Depois de criar um canal de vídeos que se estabeleceu como referência entre a nova geração, além de uma festa itinerante altamente bem falada, o Baile do Ademar, agora ele quer construir, dentro da comunidade de Santo Amaro, um espaço que servirá de pista de skate e centro de cultura e lazer. Santo Amaro Era Skatista, estreia na direção e roteiro do também skatista Felipe Martins, é um filme, recém-lançado na programação da Globo News e já disponível no Globo Play, que conta esta história.

Em viagem de Uber na correria diária, Ademar trocou uma ideia por fone com a VICE.

VICE Sports: Como o skate, de fato, transformou a sua vida?

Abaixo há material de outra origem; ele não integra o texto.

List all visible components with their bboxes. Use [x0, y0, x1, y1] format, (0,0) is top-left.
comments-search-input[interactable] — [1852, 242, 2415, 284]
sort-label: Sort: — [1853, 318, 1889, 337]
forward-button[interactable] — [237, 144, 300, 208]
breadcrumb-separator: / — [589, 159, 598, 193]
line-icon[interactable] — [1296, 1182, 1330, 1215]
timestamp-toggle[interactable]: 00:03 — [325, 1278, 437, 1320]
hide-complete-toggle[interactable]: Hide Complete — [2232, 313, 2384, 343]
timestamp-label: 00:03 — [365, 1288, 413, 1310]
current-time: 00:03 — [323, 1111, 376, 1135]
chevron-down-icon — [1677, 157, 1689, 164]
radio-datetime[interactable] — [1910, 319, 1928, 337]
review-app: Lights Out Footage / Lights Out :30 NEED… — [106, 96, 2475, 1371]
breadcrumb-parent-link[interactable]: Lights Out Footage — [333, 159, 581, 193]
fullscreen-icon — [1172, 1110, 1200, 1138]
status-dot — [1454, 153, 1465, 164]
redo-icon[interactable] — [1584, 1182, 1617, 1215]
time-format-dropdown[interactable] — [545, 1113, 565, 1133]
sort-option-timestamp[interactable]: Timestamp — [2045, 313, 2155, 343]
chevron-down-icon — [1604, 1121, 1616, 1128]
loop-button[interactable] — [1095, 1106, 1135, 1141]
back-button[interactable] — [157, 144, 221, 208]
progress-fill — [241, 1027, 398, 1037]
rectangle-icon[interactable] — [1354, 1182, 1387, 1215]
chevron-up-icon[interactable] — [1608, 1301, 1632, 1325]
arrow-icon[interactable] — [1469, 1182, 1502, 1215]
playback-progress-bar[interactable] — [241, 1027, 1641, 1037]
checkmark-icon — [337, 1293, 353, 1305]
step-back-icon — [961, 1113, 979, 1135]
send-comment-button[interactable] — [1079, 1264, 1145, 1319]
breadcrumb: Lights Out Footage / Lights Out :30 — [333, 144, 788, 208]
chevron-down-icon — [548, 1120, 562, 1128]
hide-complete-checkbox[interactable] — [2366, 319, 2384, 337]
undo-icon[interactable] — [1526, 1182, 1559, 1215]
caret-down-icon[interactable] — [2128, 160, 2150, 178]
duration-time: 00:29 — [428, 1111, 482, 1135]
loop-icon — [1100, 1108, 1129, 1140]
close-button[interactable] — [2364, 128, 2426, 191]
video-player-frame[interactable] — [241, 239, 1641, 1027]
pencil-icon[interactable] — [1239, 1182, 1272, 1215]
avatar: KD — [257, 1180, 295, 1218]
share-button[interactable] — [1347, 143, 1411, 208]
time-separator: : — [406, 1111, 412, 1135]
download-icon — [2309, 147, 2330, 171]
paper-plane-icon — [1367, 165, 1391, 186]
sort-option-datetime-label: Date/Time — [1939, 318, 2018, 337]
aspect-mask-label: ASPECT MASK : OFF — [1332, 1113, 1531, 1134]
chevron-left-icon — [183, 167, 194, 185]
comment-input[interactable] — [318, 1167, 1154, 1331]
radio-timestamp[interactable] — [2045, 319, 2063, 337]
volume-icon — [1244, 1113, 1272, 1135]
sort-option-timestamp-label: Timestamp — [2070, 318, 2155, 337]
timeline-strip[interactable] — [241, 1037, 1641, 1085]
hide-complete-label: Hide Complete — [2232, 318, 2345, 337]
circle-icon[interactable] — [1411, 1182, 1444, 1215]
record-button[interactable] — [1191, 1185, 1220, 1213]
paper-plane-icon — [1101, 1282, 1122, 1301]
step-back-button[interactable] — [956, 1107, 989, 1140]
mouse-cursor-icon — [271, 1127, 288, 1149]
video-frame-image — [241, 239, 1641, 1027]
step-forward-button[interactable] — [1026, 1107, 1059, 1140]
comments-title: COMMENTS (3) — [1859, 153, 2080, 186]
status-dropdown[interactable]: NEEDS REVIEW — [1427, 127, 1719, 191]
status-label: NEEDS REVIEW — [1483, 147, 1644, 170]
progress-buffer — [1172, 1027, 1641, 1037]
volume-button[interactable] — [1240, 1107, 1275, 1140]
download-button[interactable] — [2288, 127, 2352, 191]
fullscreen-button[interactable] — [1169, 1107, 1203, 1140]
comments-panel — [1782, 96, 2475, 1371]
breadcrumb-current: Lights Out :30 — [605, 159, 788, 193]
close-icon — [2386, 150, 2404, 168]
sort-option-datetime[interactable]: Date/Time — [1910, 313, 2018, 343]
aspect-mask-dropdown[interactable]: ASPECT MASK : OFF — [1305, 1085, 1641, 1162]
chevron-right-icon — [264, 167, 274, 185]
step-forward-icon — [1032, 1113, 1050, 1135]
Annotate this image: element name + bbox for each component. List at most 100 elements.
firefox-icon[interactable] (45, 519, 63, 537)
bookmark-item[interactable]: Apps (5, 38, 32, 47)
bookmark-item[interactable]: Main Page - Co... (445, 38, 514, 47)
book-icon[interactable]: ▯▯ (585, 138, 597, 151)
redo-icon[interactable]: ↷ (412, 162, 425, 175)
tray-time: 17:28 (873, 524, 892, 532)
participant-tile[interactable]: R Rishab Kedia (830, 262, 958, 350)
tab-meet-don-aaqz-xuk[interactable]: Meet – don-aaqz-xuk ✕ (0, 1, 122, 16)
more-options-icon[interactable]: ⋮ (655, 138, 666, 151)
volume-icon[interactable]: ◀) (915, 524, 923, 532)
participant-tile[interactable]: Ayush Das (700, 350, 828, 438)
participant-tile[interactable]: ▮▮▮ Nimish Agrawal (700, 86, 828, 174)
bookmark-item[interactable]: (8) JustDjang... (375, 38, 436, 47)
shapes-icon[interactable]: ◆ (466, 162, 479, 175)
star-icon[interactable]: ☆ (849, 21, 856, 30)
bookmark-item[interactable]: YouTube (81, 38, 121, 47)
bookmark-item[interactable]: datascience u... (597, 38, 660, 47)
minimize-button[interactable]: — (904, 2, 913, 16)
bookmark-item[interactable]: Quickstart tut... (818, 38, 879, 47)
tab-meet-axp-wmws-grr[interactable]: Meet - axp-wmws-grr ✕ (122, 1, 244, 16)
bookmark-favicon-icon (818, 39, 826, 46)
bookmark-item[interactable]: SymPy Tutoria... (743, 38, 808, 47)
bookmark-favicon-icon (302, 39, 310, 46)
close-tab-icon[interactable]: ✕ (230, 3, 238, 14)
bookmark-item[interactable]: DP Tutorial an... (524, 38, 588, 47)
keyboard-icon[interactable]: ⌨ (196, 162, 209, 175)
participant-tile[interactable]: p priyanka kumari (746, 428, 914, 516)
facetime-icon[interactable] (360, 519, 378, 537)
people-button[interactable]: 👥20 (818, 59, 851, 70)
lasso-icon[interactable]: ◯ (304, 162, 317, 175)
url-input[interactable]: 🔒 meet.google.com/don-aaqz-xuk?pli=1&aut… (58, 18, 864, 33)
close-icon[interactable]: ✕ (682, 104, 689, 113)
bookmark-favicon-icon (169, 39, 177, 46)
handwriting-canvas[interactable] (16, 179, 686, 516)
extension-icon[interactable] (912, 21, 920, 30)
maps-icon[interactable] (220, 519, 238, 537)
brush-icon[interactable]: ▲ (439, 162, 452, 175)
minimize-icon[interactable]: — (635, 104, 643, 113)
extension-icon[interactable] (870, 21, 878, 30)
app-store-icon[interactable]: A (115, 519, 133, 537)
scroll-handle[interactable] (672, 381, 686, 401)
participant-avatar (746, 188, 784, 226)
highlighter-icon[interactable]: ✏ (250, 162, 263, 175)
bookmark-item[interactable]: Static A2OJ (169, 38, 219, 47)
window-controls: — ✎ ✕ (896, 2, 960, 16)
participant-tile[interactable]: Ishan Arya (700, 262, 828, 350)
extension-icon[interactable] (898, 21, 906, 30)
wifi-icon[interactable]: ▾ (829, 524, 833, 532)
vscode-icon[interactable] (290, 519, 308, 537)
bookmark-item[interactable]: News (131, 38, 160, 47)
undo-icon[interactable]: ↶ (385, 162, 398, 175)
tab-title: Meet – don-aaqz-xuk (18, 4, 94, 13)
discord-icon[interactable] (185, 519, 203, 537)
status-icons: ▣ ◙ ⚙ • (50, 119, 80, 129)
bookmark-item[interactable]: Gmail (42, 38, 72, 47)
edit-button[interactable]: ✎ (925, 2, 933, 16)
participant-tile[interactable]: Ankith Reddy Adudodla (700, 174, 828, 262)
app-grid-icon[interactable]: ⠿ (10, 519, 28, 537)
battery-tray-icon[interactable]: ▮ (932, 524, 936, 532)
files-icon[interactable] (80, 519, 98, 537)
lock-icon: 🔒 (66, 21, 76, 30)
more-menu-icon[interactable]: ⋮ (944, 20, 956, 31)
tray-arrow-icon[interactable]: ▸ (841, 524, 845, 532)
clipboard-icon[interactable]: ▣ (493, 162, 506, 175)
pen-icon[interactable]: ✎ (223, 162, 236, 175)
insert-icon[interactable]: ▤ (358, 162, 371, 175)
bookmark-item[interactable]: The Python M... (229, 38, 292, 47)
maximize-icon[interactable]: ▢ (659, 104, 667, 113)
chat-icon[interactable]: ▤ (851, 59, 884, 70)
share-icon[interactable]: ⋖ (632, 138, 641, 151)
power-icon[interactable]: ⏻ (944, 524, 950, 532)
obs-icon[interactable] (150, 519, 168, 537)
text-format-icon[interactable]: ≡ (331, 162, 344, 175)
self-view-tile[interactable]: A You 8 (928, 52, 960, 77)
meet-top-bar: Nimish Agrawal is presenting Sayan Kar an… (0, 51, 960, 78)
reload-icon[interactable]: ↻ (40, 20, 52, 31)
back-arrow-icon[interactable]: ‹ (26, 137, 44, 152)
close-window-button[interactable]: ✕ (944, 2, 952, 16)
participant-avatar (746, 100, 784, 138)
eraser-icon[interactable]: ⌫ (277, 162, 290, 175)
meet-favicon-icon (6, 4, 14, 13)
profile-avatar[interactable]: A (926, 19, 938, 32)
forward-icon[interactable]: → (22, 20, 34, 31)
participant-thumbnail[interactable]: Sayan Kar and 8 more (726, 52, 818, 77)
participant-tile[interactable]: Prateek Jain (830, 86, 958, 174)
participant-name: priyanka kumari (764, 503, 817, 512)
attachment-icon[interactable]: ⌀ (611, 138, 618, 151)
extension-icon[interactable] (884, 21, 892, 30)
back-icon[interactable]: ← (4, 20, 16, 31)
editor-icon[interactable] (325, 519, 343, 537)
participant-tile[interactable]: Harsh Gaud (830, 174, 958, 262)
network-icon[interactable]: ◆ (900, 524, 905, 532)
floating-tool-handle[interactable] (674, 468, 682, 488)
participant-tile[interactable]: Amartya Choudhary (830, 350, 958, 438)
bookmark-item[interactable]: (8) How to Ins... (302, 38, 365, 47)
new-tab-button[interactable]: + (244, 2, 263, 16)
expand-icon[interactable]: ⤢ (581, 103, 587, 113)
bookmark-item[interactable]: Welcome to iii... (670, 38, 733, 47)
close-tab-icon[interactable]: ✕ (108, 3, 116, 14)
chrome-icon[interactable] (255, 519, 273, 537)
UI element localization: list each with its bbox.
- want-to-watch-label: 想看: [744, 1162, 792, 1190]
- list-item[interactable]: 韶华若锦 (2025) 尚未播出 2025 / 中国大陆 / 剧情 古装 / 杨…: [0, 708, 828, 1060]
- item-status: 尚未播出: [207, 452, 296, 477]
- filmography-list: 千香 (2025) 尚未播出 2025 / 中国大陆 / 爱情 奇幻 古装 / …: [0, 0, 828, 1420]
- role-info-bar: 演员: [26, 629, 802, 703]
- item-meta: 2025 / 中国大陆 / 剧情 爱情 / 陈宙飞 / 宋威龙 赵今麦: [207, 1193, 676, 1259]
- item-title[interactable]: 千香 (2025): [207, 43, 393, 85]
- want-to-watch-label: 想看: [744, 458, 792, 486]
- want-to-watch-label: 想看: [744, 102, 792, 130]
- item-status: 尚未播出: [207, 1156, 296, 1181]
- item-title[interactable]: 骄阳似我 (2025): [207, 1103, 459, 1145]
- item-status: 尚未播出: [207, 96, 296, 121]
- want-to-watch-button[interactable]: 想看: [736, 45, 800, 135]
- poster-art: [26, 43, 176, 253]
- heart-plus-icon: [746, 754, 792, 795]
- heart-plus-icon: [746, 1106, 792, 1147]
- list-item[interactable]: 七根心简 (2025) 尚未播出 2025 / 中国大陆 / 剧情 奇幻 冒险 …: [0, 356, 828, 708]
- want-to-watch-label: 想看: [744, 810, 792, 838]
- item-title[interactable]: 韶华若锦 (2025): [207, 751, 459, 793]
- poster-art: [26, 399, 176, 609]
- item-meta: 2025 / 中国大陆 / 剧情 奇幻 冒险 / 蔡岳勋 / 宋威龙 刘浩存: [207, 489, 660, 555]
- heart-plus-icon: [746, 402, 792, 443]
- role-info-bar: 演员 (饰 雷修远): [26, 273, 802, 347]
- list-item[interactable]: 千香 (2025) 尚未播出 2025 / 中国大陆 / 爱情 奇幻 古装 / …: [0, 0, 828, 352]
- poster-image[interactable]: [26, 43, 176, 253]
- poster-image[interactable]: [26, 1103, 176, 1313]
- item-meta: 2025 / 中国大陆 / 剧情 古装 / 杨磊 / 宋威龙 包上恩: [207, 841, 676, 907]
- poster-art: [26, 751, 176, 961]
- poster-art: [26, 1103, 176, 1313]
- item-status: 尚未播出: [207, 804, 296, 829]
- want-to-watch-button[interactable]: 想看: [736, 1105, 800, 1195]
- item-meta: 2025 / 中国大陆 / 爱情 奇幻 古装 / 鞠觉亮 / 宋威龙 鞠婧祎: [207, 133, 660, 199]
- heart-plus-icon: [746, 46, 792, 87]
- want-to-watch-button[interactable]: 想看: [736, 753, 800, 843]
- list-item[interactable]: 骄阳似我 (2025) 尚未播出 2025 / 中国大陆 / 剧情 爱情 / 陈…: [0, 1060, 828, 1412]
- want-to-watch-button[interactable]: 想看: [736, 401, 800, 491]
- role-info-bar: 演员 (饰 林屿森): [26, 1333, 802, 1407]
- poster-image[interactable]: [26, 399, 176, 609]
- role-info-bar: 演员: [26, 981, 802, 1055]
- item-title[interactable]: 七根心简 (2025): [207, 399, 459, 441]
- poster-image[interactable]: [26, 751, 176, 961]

Ademar Luquinhas: Eu fui perceber isso depois de bastante tempo andando de skate. Comecei brincando, pra me divertir. Comecei aos 10 anos de idade. Segui andando de skate, viajando, conhecendo novos lugares, pessoas, uma parada muito natural. Depois é que fui crescendo e começando a perceber as coisas ao redor, a diferença de como funcionavam as coisas. Eu via que tinha muito privilégio naquilo que fazia. Viajava muito, conhecia vários lugares, passava por muitas experiências em pouco tempo. Com a idade, percebi isso cada vez mais. Como cresci em comunidade, o fato de eu ter conhecido a gringa, ter visto de perto como funcionam as coisas lá, e olhar de novo pra realidade daqui me fez dar conta que realmente o skate me abriu um monte de oportunidades.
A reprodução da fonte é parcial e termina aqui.